Location
- 429 East Main Street Piggott, Arkansas 72454 United States 36°22′51″N 90°10′45″W﻿ / ﻿36.38083°N 90.17917°W

Information
- School type: Public (government funded)
- Status: Open
- School district: Piggott School District
- NCES District ID: 0511370
- Authority: Arkansas Department of Education (ADE)
- CEEB code: 042005
- NCES School ID: 051137000852
- Teaching staff: 54.50 (FTE) (on FTE basis)
- Grades: 7–12
- Enrollment: 343 (2023–2024)
- Student to teacher ratio: 6.29
- Education system: ADE Smart Core curriculum
- Classes offered: Regular, Advanced Placement
- Campus type: Rural
- Colors: Red and black
- Athletics: Football, Volleyball, Golf, Cross Country, Basketball, Tennis, Baseball, Softball, Track & Field, Cheer
- Athletics conference: 3A Region 3 (2012–14)
- Mascot: Mohawk
- Team name: Piggott Mohawks
- Rival: Corning High School (Known as the "Rice Bowl")
- Accreditation: ADE; AdvancED (1958–)
- Yearbook: The Mohawk
- Affiliation: Arkansas Activities Association
- Website: www.piggottschools.net

= Piggott High School =

Piggott High School is an accredited comprehensive public high school serving students in grades seven through twelve in the rural community of Piggott, Arkansas, United States. It is one of three public high schools located in Clay County and serves the communities of Piggott, Greenway, Pollard, Rector, Nimmons, Saint Francis, and Corning.
With more than 450 students, it is the sole high school of the Piggott School District.

== Academics ==
The school is accredited by the Arkansas Department of Education (ADE) and has been accredited by AdvancED since 1958. The assumed course of study follows the Smart Core curriculum developed the Arkansas Department of Education (ADE), which requires students to complete at least 24 credit units before graduation. Students engage in regular (core) and career focus courses and exams and may select Advanced Placement (AP) coursework and exams that may lead to college credit.

== Athletics ==
The Piggott Mohawks participate in various interscholastic activities in the 3A Classification within the 3A Region 3 Conference as administered by the Arkansas Activities Association.

PHS Mohawk activities include Football, Volleyball, Marching Band (boys/girls), Cross Country (boys/girls), Golf (boys/girls), Basketball (boys/girls), Baseball, Softball, Cheer, Tennis (boys/girls), and Track and Field (boys/girls).
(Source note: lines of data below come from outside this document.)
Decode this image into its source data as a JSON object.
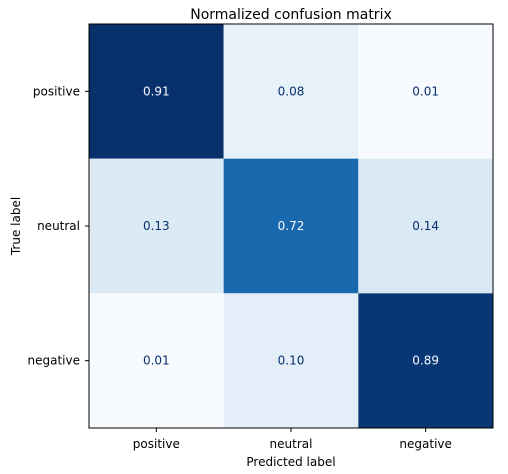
{
  "chart_data": {
    "type": "heatmap",
    "title": "Normalized confusion matrix",
    "xlabel": "Predicted label",
    "ylabel": "True label",
    "x_categories": [
      "positive",
      "neutral",
      "negative"
    ],
    "y_categories": [
      "positive",
      "neutral",
      "negative"
    ],
    "values": [
      [
        0.91,
        0.08,
        0.01
      ],
      [
        0.13,
        0.72,
        0.14
      ],
      [
        0.01,
        0.1,
        0.89
      ]
    ],
    "value_format": "0.00",
    "colormap": "Blues",
    "vmin": 0.01,
    "vmax": 0.91,
    "colorbar": false,
    "grid": false
  }
}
- Golf: The boys golf team are 2-time state golf champions (1981, 1982).
- Track and field: The boys track team are 2-time state track and field champions (1937, 1938).
- Tennis: The boys tennis team are 2-time state tennis champions (2012, 2022).

The "Rice Bowl" is the annual football matchup against Clay County rival, Corning High School. Played since 1928, it is one of the oldest rivalries in Arkansas.